Yes, it’s that time of year again when all the amateur foodies flood some of the city’s finest restaurants and casual eateries. Dine Out Vancouver 2015 is now in full swing and unlike previous years, I only have one restaurant on my list for 2015. Late last week, a few friends and I (along with Adalynn) made our way to Cork & Fin in Gastown for their $28 Dine Out Vancouver menu.
The norm with Dine Out Vancouver is to offer a standard three-course menu with two or three options for each course. You start with an appetizer, followed by a main, and rounded out with a dessert. Cork & Fin took a different approach with a three-course savory menu: appetizer, mid-course and entree. As has slowly become the norm, Cork & Fin’s Dine Out Vancouver menu also features several upgrade options, one of which is to add dessert to the end for an extra six dollars.

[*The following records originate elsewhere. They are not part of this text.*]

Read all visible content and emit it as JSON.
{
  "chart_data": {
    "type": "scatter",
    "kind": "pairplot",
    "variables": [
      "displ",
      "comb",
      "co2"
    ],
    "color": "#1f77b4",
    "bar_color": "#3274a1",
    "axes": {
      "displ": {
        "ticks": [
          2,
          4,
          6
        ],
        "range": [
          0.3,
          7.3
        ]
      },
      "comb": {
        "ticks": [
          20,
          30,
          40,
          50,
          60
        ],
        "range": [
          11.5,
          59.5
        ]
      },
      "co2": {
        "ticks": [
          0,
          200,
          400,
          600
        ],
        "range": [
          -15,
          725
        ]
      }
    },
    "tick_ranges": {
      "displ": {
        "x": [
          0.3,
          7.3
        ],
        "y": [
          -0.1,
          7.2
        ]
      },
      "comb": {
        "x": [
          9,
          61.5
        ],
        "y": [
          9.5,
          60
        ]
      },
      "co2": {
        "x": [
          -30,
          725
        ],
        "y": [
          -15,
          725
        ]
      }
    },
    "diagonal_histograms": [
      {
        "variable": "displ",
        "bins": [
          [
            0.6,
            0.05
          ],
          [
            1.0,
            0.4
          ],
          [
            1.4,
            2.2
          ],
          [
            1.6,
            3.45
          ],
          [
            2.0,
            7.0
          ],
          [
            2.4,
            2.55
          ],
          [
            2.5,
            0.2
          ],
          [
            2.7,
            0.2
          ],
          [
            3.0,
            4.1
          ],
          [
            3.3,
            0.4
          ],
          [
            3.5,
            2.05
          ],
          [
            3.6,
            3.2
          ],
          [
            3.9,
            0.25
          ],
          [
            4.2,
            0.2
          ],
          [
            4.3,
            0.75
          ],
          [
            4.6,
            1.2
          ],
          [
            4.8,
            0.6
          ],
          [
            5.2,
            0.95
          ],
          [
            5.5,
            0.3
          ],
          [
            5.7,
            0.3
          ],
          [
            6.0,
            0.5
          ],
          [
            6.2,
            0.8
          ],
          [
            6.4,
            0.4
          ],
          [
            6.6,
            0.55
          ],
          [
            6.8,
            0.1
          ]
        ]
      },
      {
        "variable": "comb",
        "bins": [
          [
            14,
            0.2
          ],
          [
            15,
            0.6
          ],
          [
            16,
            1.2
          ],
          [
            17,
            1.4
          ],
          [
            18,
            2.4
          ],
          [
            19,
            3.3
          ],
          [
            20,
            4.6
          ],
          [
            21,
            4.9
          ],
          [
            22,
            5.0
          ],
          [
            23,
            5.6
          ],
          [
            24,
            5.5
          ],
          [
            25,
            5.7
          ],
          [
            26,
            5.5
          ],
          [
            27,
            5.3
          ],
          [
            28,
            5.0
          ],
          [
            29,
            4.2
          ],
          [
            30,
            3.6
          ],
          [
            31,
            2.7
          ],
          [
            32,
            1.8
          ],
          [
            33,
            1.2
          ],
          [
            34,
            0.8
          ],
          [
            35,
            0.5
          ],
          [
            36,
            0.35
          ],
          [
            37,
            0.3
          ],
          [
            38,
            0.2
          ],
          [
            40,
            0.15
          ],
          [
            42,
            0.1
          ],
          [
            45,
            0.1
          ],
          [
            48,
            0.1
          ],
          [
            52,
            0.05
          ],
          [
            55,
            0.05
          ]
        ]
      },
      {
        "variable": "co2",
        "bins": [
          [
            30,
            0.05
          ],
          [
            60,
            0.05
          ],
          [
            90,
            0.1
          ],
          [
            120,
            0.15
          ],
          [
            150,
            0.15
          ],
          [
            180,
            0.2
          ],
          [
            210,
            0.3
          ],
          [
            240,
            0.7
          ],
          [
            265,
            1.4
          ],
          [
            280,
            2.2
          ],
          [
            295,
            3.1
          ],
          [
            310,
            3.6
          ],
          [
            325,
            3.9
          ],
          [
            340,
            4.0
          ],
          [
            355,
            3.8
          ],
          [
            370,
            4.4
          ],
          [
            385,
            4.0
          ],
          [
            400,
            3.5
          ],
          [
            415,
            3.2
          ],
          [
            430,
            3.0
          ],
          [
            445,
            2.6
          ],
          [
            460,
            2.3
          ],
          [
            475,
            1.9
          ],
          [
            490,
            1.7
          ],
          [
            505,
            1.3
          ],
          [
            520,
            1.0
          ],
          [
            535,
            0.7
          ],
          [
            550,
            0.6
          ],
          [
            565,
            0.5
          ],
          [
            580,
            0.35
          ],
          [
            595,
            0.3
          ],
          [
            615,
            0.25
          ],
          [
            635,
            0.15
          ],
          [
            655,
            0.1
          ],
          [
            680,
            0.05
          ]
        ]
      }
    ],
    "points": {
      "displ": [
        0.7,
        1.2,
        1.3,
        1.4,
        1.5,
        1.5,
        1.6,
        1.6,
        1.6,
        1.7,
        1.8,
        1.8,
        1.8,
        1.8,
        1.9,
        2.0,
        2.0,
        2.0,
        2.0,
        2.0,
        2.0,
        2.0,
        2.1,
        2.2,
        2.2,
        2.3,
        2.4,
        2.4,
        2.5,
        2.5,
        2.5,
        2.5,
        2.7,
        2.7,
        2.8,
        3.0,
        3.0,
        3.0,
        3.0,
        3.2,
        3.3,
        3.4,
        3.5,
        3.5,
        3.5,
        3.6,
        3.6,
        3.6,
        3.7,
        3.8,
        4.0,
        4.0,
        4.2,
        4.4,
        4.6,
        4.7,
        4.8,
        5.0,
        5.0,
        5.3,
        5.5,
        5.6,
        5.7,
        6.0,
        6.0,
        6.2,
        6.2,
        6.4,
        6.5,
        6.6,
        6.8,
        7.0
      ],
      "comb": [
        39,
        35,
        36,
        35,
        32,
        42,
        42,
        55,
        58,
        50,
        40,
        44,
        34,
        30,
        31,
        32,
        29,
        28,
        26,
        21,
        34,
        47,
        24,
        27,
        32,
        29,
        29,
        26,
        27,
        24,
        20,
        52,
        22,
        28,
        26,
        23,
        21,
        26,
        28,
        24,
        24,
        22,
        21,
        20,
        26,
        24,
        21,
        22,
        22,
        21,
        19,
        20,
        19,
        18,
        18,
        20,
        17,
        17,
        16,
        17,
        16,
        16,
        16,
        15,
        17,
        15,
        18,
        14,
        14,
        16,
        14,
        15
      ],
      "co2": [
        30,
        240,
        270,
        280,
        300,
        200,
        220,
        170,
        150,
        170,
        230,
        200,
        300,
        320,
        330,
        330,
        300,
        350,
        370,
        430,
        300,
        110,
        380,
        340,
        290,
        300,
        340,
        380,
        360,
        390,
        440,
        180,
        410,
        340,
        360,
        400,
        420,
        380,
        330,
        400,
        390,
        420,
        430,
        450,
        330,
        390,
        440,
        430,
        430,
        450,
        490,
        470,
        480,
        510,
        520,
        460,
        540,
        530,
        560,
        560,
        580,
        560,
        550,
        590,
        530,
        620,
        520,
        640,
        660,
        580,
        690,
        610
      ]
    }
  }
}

Fresh Oysters: Upgraded to half dozen for $8 more
We started our dinner with the first upgrade of the night. With the standard DOV menu, you can have three fresh shucked oysters. For an extra $8, you can upgrade that to a half-dozen or you can spend $15 more to make it a full dozen. We were neither told nor offered the choice for where these oysters were from, but they were the standard small-to-medium kind of size, accompanied with lemon, horseradish, Tabasco and a vinaigrette.
They were all slightly sweet and slightly briny, as I like my oysters to be. With a number of buck-a-shuck happy hours around town, there is certainly no shortage of fresh oysters in Vancouver and Cork & Fin can hold its own in this regard.
Lobster Bisque: Brandied apples, charred scallions
I’m accustomed to lobster bisque that is a little more red in color. Even so, the Cork & Fin take on the classic soup was perfectly fine for what it was, offering a not-too-rich savoriness. There were two or three marble-sized chunks of lobster in there that were balanced off by the sweetness of the brandied apple cubes. Not remarkable, but not terrible.
Pate Breton: Bacon, fig, walnut, apple gastrique
For one of our second courses, we opted for a fairly sizable piece of pate. It was a good centimeter thick and about the size of a playing card. The pate was chunkier in texture, which made it a little more difficult to spread across the crispy baguette slices. I also wish there was more bread as the ratio was decidedly off here.
Octopus & Chorizo: Toasted brioche, salsa roja
The other second course features a few thick-cut slices of octopus with an equal number of chorizo pieces. Whereas the baguette with the pate may have been a little too crisp, the “toasted” brioche here may have been a little too soft. I did like the tenderness of the octopus.
Flank Steak: Sous-vide med-rare, confit potato, braised purple cabbage
As another upgrade, I ordered the sous-vide flank steak. My steak was cooked to a great medium-rare and, because of the sous vide, the usually cheaper cut of beef came out very juicy and tender. I just wish there was more of it, especially since this was an upgrade item. I imagine there was only four to six ounces here and it would have looked even smaller were it not pre-sliced. The little confit potatoes were simple but tasty too.
Arctic Char: Local, pan seared char, gnocchi, edamame
We were generally not as happy with the arctic char. The meat itself was just okay, but I really like having a far crispier skin with a fish like this, especially to offset the softer consistency of the gnocchi.
From the outside, Cork & Fin looks like it’d be a pretty hip place for dinner and, even looking through the standard menu, the pricing appears to be lower than many nearby alternatives. However, based on our Dine Out Vancouver experience here, the portion sizes are decidedly on the smaller side and the overall execution and creativity are mostly forgettable.
The total bill for two–including upgrades, one beer, taxes and gratuity–came to $95.